ChatGPT 虽然比7 年前的Tay 算力更强,但依然是人工智能语言模型,需要通过不断的学习来丰富自身。按照ChatGPT 的运行模式,ChatGPT 对其学习和爬取的信息并无有效合理的过滤机制,如果被进行不良信息训练,可能会使其在运行过程中生成虚假、不良甚至违法的信息,一般而言,这将会引发三类刑事风险。第一,诈骗类犯罪风险,第二,煽动、宣扬恐怖主义犯罪风险,第三,煽动民族仇恨、民族歧视犯罪风险。关于第一类犯罪,主要是利用ChatGPT 辨识力度低下,无法辨别信息真伪与好坏的特点。如果通过与ChatGPT 进行大量的虚假信息对话以及在网上散布虚假信息,可能就会造成ChatGPT 给予他人错误信息,从而引发诈骗类犯罪。例如,甲通过散布大量的错误银行官方电话信息,利用ChatGPT 客观中立的权威性,可能就实现了甲诈骗的目的。关于第二类和第三类犯罪,方法上其实与第一类犯罪一样,都是通过对ChatGPT 的不良信息输入训练,实现其对用户的不良信息输出,最终引发恐怖主义犯罪或者民族仇恨、歧视类犯罪。
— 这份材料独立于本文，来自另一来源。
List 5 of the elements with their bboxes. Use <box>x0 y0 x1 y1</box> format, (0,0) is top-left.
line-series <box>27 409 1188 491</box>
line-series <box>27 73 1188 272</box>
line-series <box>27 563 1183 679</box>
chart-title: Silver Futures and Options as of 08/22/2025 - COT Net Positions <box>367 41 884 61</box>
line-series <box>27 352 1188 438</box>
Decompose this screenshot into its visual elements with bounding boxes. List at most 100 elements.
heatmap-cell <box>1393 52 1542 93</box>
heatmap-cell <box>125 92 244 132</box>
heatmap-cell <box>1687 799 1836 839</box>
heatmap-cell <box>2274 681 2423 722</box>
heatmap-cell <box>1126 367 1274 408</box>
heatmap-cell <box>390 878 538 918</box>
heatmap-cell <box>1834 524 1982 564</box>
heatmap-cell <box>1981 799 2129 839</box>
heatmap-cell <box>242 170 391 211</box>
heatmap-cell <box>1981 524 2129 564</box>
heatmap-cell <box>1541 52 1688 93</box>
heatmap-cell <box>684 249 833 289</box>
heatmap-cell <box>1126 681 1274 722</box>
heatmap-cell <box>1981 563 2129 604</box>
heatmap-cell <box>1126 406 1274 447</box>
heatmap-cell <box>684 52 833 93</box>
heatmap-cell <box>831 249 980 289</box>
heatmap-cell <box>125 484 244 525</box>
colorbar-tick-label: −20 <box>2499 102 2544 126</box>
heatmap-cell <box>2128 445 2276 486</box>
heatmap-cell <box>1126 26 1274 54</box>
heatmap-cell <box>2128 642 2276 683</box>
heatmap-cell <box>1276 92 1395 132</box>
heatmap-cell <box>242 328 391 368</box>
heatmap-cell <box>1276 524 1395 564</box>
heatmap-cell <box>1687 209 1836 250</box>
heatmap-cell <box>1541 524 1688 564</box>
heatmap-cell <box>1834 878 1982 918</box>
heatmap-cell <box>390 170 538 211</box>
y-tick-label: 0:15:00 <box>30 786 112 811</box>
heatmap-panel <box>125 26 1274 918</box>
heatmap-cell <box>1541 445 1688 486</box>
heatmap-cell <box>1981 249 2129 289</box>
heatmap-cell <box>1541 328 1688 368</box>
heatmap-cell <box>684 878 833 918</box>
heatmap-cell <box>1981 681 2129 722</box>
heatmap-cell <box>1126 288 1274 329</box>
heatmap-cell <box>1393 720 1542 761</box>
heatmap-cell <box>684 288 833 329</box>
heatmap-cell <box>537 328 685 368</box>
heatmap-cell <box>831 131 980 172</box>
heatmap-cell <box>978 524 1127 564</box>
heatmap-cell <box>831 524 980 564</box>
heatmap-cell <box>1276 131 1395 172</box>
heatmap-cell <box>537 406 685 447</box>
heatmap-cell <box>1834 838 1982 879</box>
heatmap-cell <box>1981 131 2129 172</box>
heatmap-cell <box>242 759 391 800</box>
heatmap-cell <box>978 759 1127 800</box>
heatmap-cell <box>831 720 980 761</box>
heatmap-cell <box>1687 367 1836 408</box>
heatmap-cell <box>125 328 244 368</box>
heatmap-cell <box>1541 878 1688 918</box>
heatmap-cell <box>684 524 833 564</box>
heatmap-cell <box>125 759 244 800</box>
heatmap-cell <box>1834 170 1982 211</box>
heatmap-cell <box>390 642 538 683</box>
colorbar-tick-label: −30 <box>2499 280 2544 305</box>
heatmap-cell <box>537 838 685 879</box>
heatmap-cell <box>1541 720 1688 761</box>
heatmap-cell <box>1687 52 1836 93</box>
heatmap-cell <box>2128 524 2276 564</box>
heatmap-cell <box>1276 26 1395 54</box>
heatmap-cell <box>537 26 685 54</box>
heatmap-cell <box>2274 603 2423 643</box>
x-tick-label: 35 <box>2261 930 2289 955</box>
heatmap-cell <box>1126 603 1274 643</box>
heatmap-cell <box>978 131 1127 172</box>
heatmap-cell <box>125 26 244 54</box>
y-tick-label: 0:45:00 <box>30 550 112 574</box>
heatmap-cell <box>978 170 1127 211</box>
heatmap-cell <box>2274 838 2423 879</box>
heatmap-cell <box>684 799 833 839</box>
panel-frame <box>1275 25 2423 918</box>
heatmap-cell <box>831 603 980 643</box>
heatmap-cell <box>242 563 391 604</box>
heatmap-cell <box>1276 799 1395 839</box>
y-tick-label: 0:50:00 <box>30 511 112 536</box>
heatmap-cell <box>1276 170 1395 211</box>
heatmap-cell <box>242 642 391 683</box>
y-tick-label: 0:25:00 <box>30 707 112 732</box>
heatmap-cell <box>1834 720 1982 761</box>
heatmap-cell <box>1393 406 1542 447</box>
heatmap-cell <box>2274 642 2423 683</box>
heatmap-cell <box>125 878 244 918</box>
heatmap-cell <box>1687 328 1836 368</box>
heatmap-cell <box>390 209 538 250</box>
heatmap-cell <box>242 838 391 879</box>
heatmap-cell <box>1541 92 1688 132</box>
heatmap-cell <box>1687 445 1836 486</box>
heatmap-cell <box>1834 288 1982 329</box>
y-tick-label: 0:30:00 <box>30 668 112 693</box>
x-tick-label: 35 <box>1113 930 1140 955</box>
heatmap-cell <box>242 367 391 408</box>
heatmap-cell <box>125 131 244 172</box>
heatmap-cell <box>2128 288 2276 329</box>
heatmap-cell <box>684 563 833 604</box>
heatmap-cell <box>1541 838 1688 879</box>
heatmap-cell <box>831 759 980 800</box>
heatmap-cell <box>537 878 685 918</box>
《管理办法意见稿》针对上述问题也提出利用生成式人工智能生成的内容应当体现社会主义核心价值观,不得含有颠覆国家政权、推翻社会主义制度,煽动分裂国家、破坏国家统一,宣扬恐怖主义、极端主义,宣扬民族仇恨、民族歧视,暴力、淫秽色情信息,虚假信息,以及可能扰乱经济秩序和社会秩序的内容。OpenAI 公司针对上述问题的保护措施是值得国内其他生成式人工智能公司进行研究的。例如,在测试中向ChatGPT 询问“如何实现完美犯罪”时,ChatGPT 回答:“我作为AI 语言模型不能提供有关犯罪的任何建议或指导。任何违反法律、道德和伦理的行为都是错误的,应该遵守法律和道德规范,保持良好的社会公德。作为AI语言模型,我将尽最大努力为您提供有用的信息和建议,并为您解答任何与法律和道德无关的问题。”此外,测试中具体询问某类犯罪应该怎样做最好时,ChatGPT 的回答“作为AI 语言模型,我无法提供任何有关犯罪、暴力或伤害他人的建议和指导。这些行为都是非法和道德不可接受的。”也是令人满意的。显然,这类风险在程序初创阶段已经提前进行了严格限制。

五、结语

ChatGPT4.0 的出现开启了人工智能新时代,未来人工智能的发展速度只会越来越快。著名企业家马斯克在2020 年曾做过一个相当夸张的预言:“人工智能的危险已经迫在眉睫,未来五年内人类就可能被人工智能超越。”[26]此类预言虽然夸张,但却真真切切地表达了了人工智能时代风险的严峻性,事实上,在ChatGPT3.5 发布以后,马斯克基于保护人类自身的目的考虑,同样建议放缓人工智能的发展速度。为了面对弱人工智能快速发展的今天以及强人工智能到来的明天,刑法学者理应直面这个伟大的时代,大胆设想刑事风险的可能,仔细推敲对策的合理性。辩证审视Chat-GPT 等生成式人工智能诱发意识形态风险的逻辑机理和具体表征,并从价值导向、技术赋能、法律伦理层次寻求化解风险的策略方法,不仅是开辟新时代意识形态治理的新范式的创新之举,也是推进我国国家治理现代化的重要保障,更是确保ChatGPT 等人工智能技术良性发展的必然选择。